In the United States District Court for the Southern District of Mississippi; Eastern Division; Civil Action No. 3:11-cv-118-HTW-LRA
The Walnut Grove Youth Correctional Facility, located in Walnut Grove, Mississippi, may not be known to most lay persons, yet in recent years, it has become very well known in many legal circles, stretching from local law enforcement all the way to the United States Department of Justice. At the time of the incident which is the subject of this case, Walnut Grove was a private prison facility that housed inmates aged 13-22 years of age who had been convicted of felonies. The Mississippi Department of Corrections contracted with the GEO Group, Inc., a private for-profit prison management corporation, headquartered in Boca Raton, Florida to manage the daily operations of the facility. By and through that contractual agreement, GEO was responsible for every aspect of the management of the facility, including the hiring, training programs and supervision of its staff.

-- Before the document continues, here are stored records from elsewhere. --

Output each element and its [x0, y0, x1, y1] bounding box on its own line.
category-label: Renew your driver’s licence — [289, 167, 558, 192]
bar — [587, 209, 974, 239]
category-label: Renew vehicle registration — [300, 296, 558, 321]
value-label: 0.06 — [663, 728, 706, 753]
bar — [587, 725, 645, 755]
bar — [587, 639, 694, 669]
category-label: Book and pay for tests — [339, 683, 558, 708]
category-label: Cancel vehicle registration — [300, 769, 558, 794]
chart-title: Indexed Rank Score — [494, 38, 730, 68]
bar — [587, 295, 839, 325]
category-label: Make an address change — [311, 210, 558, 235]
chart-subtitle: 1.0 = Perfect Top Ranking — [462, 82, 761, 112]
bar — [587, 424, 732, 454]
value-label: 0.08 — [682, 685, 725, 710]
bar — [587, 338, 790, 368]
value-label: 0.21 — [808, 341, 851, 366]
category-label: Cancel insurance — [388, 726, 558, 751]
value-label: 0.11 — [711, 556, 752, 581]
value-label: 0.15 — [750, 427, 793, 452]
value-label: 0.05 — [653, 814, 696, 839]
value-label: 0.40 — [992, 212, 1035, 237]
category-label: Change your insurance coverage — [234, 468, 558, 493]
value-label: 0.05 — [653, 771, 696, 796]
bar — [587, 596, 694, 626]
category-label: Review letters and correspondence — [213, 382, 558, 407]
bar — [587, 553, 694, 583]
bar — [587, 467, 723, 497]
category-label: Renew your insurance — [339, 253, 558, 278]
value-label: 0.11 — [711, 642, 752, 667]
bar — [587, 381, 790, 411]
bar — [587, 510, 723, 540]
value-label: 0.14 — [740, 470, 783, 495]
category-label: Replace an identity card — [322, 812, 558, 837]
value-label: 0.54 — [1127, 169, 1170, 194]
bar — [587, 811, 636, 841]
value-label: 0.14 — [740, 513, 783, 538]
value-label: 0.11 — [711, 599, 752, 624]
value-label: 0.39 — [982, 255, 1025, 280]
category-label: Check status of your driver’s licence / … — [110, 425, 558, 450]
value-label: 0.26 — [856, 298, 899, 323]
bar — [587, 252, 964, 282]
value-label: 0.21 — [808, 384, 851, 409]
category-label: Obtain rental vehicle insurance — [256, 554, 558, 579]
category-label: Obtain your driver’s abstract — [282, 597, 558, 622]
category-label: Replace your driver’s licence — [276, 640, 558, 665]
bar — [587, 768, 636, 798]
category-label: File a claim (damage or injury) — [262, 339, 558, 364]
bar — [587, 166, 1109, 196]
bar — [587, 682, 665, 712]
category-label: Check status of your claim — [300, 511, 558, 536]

On February 27, 2010, three (3) youthful offenders, our clients in this case, were attacked during a riot at Walnut Grove. As a result of the attacks, these young men received life-threatening and permanent injury, all of which could have been prevented: one sustained permanent brain damage, another, a right orbital fracture and other facial fractures together with assorted bodily injury, and the third, a right tendon injury when his hand was stabbed, together with soft tissue swelling to the brain, amongst other more minor injuries.
It was determined through the course of our investigation that Walnut Grove had been deficient for years in hiring, training and supervising their guards. The facility has suffered from extreme overcrowding and understaffing. Numerous incidents of malfeasance have been uncovered, showing guards introducing contraband into the facility for inmates, as well as engaging in inappropriate relations with inmates, including sexual relations and gang-related activity. Reports indicated that within days of the riot in this case, prison officials had received information that gang members were preparing to riot, yet they did nothing to prevent it, despite this early warning. Internal reports obtained also indicated that one guard in particular had opened the cell doors in the unit wherein the riot took place, allowing the inmates to roam free and at will, before leaving the unit and failing to not only report it, but also to do anything whatsoever in an attempt to help any of the affected youths, such as our clients, who were in the process of being beaten and stabbed. Surveillance video attested to these facts, as well as countless other heinous ones that will not be repeated herein- needless to say, the evidence was damning, and with such clear liability the case eventually settled (amount undisclosed for privacy purposes).
As a result of this case, the Southern Poverty Law Center and the ACLU National Prison Project filed a class action lawsuit against Walnut Grove seeking injunctive relief on the basis of unconstitutional conditions of confinement that existed at the time. That lawsuit resulted in a consent decree requiring significant improvements in the conditions at Walnut Grove. Further the United States Department of Justice released a report after their own very lengthy investigation of the facility, wherein it concluded that the conditions of confinement there did not meet minimum constitutional requirements. Interestingly, this report noted how the staff at Walnut Grove was not only involved in gang activity with the inmates there, but the supervisors were aware of it. This was our first case against GEO Group, Inc.; it undoubtedly will not be our last, as we have since settled another case against them and have another currently in litigation. As stated in the other representative case referenced on our website, while many might believe that the concept of hiring outside corporations to manage the daily operations of the State’s prisons is a desirable and cost-efficient one, what most do not understand is the reality of the outcome- rampant failure to adhere to policy and procedure, creating unconstitutional conditions of confinement, fostering inhumane care and treatment inconsistent with ACA standards, all of which is done in the interest of cutting corners for “cost efficiency”- and resulting in numerous legal hurdles GEO has been forced to defend against, which have been filed in every state in which it operates across the country. It is important to note that the Mississippi Department of Corrections terminated its contract with GEO in April, 2012, for what we understand to be numerous prior and subsequent failures on their part to properly maintain its facilities and prevent similar acts from occurring, in a number of the facilities it was contracted to operate throughout the State of Mississippi. MDOC has since retained yet another private prison operator to take its place.